Background & aims: Energy intake and food ingesta are central in nutritional screening and assessment. Cancer patients are at nutritional risk of losing weight, and clinicians need quick and easy tools to identify patients for nutritional support. This study aimed to evaluate the feasibility and the accuracy of a Visual/Verbal Analogue Scale of food ingesta (ingesta-VVAS) to assess energy food intake and nutritional risk in medical oncology patients.
Methods: Dieticians administered prospectively the ingesta-VVAS in 1762 medical oncology patients. The external validity of the ingesta-VVAS was determined against daily energy intake based on a 24-h dietary recall. Patients had to estimate how they currently ate on a scale from 0 "nothing at all" to 10 "as usual". Area Under the Receiver-Operating Characteristics (ROC) curve served as determine the optimal cut-off and provide the discriminative power of the tool to detect patients who ingested less or more than 25 kcal kg-1 day-1.

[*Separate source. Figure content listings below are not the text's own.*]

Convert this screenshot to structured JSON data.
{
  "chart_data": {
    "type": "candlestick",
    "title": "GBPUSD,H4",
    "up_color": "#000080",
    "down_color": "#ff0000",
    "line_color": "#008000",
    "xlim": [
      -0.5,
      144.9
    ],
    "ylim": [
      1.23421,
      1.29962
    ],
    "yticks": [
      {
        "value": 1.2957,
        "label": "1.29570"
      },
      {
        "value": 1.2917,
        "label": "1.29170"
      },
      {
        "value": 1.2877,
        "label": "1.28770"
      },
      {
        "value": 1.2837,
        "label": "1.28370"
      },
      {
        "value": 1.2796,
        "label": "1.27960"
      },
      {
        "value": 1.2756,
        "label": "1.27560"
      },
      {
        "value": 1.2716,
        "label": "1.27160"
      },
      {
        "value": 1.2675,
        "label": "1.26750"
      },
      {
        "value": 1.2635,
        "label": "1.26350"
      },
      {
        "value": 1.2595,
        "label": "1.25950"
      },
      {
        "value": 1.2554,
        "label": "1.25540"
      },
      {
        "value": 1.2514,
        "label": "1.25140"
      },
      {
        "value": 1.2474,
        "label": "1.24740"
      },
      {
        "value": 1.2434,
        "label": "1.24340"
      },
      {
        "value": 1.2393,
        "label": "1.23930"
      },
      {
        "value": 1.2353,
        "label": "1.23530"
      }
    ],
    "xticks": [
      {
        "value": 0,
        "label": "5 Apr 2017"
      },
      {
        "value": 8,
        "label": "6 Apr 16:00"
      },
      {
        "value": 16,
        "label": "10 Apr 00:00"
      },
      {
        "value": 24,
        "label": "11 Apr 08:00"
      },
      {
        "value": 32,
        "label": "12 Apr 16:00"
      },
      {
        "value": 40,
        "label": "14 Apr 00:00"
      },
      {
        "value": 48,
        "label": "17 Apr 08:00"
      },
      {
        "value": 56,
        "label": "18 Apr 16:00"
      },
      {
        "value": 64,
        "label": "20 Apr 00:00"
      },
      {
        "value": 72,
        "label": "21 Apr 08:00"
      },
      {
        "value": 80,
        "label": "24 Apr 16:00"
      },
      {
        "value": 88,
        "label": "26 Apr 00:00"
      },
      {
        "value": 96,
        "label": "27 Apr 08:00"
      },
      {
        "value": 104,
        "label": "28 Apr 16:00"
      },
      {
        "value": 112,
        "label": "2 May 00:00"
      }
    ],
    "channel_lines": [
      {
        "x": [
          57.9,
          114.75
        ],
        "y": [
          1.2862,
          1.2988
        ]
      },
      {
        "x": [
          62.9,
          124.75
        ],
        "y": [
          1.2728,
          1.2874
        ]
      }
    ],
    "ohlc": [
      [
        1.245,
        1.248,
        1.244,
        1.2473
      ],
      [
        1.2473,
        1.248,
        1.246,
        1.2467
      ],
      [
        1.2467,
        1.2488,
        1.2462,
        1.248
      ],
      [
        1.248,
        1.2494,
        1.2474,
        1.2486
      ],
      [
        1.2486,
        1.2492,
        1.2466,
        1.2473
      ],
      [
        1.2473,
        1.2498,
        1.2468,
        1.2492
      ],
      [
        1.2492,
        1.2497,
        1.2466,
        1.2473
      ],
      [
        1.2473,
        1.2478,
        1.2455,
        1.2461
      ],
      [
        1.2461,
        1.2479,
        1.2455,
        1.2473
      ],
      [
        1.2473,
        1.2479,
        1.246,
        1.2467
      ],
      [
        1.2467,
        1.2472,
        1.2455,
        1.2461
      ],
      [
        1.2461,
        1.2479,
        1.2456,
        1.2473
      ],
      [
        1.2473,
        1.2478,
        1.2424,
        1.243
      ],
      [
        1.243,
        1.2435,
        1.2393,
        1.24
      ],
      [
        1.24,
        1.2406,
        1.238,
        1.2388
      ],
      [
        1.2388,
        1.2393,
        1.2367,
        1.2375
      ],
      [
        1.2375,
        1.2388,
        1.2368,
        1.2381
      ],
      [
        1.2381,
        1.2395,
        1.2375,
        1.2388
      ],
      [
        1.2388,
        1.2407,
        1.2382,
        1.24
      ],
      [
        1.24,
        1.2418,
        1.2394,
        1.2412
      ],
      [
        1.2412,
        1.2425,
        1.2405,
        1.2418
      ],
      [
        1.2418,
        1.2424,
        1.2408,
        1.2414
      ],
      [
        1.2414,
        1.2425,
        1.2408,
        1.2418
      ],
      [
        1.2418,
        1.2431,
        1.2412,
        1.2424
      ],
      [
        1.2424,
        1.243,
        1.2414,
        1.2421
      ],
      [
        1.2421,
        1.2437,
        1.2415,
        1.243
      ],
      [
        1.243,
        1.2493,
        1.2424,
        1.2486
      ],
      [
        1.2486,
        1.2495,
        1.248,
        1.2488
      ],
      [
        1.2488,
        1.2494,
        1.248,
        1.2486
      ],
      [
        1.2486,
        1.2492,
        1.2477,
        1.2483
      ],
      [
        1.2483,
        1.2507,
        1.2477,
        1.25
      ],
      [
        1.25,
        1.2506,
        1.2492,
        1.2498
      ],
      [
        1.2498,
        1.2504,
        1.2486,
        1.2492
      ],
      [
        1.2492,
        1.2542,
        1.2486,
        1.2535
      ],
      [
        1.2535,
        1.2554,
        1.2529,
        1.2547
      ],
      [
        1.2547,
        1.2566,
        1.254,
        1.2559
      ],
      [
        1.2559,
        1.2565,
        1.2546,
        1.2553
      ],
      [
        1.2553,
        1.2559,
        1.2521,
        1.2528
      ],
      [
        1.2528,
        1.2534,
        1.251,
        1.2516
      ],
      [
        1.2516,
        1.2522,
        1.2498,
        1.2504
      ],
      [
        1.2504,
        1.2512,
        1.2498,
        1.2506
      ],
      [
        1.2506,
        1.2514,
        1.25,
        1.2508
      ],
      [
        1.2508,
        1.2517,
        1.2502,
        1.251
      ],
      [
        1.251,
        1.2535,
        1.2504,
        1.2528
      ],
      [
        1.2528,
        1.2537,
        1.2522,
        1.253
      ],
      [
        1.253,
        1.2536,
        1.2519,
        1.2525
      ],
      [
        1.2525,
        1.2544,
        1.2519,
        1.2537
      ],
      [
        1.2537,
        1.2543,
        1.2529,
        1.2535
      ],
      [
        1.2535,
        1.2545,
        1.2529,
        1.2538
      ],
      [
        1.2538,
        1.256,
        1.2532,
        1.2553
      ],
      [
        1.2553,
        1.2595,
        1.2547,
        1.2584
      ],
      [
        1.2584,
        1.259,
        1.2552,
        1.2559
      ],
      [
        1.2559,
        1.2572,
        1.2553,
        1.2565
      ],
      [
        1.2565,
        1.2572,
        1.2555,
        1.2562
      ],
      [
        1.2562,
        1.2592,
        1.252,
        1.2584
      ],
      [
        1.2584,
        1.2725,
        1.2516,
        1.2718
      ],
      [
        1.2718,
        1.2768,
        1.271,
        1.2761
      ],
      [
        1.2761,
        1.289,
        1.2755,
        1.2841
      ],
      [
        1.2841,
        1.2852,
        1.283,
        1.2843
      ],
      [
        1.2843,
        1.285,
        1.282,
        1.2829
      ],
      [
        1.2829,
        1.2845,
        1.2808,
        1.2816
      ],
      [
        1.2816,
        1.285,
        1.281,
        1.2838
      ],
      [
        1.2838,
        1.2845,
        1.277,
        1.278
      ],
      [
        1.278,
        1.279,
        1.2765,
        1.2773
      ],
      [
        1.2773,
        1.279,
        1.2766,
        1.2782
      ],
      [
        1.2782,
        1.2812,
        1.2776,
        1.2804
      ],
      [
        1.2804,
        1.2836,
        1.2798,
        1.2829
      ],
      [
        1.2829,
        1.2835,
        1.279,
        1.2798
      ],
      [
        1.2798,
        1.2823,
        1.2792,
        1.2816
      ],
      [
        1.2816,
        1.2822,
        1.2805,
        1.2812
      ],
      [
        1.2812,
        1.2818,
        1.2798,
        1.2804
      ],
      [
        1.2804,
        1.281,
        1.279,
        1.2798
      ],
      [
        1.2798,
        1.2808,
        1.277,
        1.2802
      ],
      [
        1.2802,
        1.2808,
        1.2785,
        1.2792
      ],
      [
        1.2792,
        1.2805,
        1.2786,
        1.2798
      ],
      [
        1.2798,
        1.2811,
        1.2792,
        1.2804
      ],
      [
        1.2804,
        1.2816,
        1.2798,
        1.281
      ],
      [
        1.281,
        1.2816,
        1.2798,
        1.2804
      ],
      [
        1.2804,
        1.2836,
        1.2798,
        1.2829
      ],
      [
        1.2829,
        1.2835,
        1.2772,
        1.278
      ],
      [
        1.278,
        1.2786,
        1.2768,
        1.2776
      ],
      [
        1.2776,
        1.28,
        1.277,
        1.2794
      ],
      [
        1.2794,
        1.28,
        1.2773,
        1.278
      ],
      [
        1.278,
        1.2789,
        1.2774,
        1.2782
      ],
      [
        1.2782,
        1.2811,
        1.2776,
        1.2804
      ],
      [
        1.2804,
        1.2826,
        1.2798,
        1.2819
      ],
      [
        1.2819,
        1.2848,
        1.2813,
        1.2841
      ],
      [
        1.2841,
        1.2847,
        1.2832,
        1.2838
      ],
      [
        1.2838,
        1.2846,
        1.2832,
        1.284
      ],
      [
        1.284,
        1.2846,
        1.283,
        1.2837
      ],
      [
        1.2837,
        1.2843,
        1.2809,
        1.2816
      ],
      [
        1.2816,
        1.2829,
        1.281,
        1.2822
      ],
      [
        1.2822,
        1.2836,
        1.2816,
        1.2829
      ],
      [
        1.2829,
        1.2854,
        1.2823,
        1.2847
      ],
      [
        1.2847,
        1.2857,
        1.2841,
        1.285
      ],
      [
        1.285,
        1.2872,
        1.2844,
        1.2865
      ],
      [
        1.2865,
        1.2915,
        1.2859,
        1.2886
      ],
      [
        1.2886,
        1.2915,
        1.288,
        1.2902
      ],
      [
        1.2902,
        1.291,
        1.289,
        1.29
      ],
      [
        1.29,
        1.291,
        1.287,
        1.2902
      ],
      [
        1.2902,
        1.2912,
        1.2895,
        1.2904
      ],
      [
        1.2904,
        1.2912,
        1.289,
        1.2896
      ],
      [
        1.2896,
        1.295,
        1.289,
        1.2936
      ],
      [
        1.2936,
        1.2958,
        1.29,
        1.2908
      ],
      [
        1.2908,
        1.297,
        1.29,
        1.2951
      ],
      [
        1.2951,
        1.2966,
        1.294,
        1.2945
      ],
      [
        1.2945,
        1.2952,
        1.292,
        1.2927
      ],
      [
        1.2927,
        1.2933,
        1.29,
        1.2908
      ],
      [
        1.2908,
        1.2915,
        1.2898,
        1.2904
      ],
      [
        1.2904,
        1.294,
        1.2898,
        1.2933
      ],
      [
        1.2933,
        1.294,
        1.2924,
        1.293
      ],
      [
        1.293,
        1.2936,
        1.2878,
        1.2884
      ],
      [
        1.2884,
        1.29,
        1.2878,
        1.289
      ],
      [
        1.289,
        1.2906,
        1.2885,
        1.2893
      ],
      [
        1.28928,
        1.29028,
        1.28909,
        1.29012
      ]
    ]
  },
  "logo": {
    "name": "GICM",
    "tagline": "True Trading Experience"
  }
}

Results: The feasibility of the ingesta-VVAS was 97.7%. The scores were significantly correlated with energy intake (ρ = .67, p < .05), whatever the specific situation (i.e. malnutrition or not). With a cut-off of ≤7, the ingesta-VVAS exhibited a good power discrimination (AUC = .804) to detect patients who ingested less or more than 25 kcal kg-1 day-1, with a sensitivity of 80.8%, a positive predictive value of 83.6%, a specificity of 67.5%, and a negative predictive value of 63.3%. Patients with a score ≤7 on the ingesta-VVAS score were at 12-fold higher probability of nutritional risk [OR 12.3; 95% CI (8.7-17.4); p < .001]. Sensitivity to detect patients with a significant weight loss was 71%, and a positive predictive value of 75.9%.
Conclusions: This easy-to-use ingesta-VVAS is well-correlated with energy intake and may be useful in clinical practice. An ingesta-VVAS score is ≤ 7 could be used to detect patients with nutritional risk of weight loss in medical oncology.
Keywords: Cancer; Ingesta; Medical oncology; Nutrition; Visual analogue scale; Weight loss.